Half of people in problem debt have a mental health problem (Money and Mental Health) ensuring the right level of help and support is easily accessible is crucial to help protect mental health as the economy does not look to be improving any time soon. Almost 40% of people with a mental health problem say their financial situation worsens it (Money and Mental Health) with long waiting lists and overburdened mental health services, robust EAPs can help bridge the care gap for many in need of clinical mental health support.

Access to money management programmes or signposting to debt masterclasses help to establish repayment plans and future strategies to avoid debt further accumulating and protect current states of financial wellbeing. Employers should offer a degree of flexibility with working environments/hours (where possible) to help employees make savings that suit them – eg staying home to save on the commute or going into the office more often to save on household bills.

  • Child/care responsibilities: According to research by YouGov, almost a quarter (24%) of parents in the UK have skipped a meal in the last year to feed their children. Unfortunately, that leaves many women more financially vulnerable than men in the current economy. A report by Legal & General found that the average salary for a woman in the UK is £23k, compared to £31k for men. Additionally, the Centre for Progressive Policy found that In fact, almost half of working women do 45+ hours of unpaid care work each week, compared to an average of 17 by men – leaving women in a disproportionately more vulnerable position than men.

It is crucial employers are fair and actively working towards closing the gender pay gap, ensuring women are paid the same as male counterparts for the same jobs/responsibilities and are offered progression opportunities to increase their salaries and meet career goals.
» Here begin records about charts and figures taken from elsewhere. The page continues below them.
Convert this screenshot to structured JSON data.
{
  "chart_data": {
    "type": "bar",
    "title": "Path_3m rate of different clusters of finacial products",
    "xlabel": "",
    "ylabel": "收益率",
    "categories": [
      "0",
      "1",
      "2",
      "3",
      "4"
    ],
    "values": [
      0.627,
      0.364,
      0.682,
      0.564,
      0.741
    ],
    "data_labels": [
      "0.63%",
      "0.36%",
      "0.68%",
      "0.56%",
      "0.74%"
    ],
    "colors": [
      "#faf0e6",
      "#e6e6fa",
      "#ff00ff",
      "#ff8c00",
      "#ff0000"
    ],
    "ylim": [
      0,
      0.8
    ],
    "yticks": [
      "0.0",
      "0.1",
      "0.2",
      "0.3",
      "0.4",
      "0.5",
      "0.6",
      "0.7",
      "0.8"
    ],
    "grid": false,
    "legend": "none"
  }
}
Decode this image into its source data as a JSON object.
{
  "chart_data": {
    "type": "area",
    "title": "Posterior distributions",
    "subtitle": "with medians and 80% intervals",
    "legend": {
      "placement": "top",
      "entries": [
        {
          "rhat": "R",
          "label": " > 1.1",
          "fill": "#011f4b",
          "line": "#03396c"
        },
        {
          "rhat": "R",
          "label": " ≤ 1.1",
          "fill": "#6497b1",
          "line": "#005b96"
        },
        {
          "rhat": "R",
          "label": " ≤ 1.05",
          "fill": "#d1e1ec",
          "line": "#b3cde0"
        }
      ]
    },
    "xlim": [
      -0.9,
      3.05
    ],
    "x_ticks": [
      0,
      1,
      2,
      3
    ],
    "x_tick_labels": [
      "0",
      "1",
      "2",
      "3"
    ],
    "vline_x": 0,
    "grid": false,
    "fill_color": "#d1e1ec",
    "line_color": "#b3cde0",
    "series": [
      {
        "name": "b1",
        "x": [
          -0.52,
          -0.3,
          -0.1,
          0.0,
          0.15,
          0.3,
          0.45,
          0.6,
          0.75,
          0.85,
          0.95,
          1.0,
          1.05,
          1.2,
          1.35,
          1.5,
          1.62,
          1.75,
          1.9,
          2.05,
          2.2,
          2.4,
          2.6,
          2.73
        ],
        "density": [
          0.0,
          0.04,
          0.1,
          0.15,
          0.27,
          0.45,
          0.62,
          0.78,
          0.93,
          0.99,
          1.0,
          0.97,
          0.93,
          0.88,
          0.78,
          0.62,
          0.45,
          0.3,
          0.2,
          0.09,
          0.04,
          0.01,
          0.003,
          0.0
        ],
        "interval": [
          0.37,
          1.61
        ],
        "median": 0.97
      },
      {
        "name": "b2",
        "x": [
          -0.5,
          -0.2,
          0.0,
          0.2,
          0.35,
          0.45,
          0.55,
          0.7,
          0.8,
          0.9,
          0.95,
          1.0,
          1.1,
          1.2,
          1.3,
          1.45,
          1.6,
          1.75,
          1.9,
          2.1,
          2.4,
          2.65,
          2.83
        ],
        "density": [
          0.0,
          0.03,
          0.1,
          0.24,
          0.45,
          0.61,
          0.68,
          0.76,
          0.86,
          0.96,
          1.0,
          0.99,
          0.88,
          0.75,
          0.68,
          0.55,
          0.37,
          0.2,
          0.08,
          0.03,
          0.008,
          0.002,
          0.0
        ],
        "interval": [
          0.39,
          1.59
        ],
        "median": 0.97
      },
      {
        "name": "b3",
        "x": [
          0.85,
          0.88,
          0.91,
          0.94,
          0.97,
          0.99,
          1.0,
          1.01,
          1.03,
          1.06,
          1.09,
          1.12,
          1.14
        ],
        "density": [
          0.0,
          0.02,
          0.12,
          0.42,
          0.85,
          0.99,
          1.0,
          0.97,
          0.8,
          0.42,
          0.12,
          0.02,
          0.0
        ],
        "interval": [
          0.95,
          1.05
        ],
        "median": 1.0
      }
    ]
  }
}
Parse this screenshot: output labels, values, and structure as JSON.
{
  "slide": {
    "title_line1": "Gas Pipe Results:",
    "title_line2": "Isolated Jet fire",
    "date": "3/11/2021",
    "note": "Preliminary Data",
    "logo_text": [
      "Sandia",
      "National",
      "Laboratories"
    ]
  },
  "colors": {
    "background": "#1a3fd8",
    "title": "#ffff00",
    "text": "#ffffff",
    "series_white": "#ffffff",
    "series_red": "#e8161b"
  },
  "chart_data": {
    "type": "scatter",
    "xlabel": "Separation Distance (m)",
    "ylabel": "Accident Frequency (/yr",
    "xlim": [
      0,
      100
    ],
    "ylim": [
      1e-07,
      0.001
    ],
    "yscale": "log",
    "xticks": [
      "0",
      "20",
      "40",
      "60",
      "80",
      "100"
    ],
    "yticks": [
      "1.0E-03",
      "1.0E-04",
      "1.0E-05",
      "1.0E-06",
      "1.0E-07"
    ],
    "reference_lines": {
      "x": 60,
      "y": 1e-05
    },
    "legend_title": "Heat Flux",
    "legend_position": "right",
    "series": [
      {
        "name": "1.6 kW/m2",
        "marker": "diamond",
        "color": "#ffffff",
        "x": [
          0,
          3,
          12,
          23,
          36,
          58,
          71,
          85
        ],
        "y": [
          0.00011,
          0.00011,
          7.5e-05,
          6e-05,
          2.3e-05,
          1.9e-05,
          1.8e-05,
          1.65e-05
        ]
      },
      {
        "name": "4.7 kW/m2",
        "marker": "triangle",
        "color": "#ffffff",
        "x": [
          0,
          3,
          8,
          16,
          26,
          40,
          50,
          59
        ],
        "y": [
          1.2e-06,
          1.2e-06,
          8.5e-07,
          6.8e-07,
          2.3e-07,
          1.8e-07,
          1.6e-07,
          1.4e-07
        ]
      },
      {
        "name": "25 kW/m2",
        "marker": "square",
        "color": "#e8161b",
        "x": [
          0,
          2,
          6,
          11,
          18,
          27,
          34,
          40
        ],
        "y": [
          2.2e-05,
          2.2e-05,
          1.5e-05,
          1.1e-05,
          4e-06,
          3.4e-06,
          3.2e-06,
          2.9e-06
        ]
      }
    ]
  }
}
  • Unforeseen circumstances: such as an illness or loss of a breadwinner can spiral financial insecurity and may impact an entire family. Salaries are only stretching far enough and need to ensure they are realistically set to deal with inflation and the cost of living. Providing benefits such as group income protection can help offer peace of mind should something unexpected happen, helping employees remain financially stable in the face of uncertainty.

Offering financial help such as access to discounts or helping cover costs of health and wellbeing benefits can help protect employee wellbeing and provide access to things vulnerable cohorts may otherwise be unable to afford. Eg:

  • 28% of employees chose Retail & Leisure Discounts as their top benefit.
  • 22% of employees chose Free/Discounted Gym Memberships as their top benefit.
  • Only 6% of employers believe their organisation is very good at supporting budgeting and money management.
  • 48% of employers do not offer financial wellbeing benefits/services.

Regular check ins and communications to remind employees of what is available to them may increase utilisation and help keep support front of mind for when it is needed most.

It is important for employers to remember that a safe and supportive environment to help meet all employee’s financial needs is an ongoing effort. Data driven decisions are key. Regularly and proactively assessing the effectiveness of implemented initiatives is needed to ensure employee’s evolving needs are being met.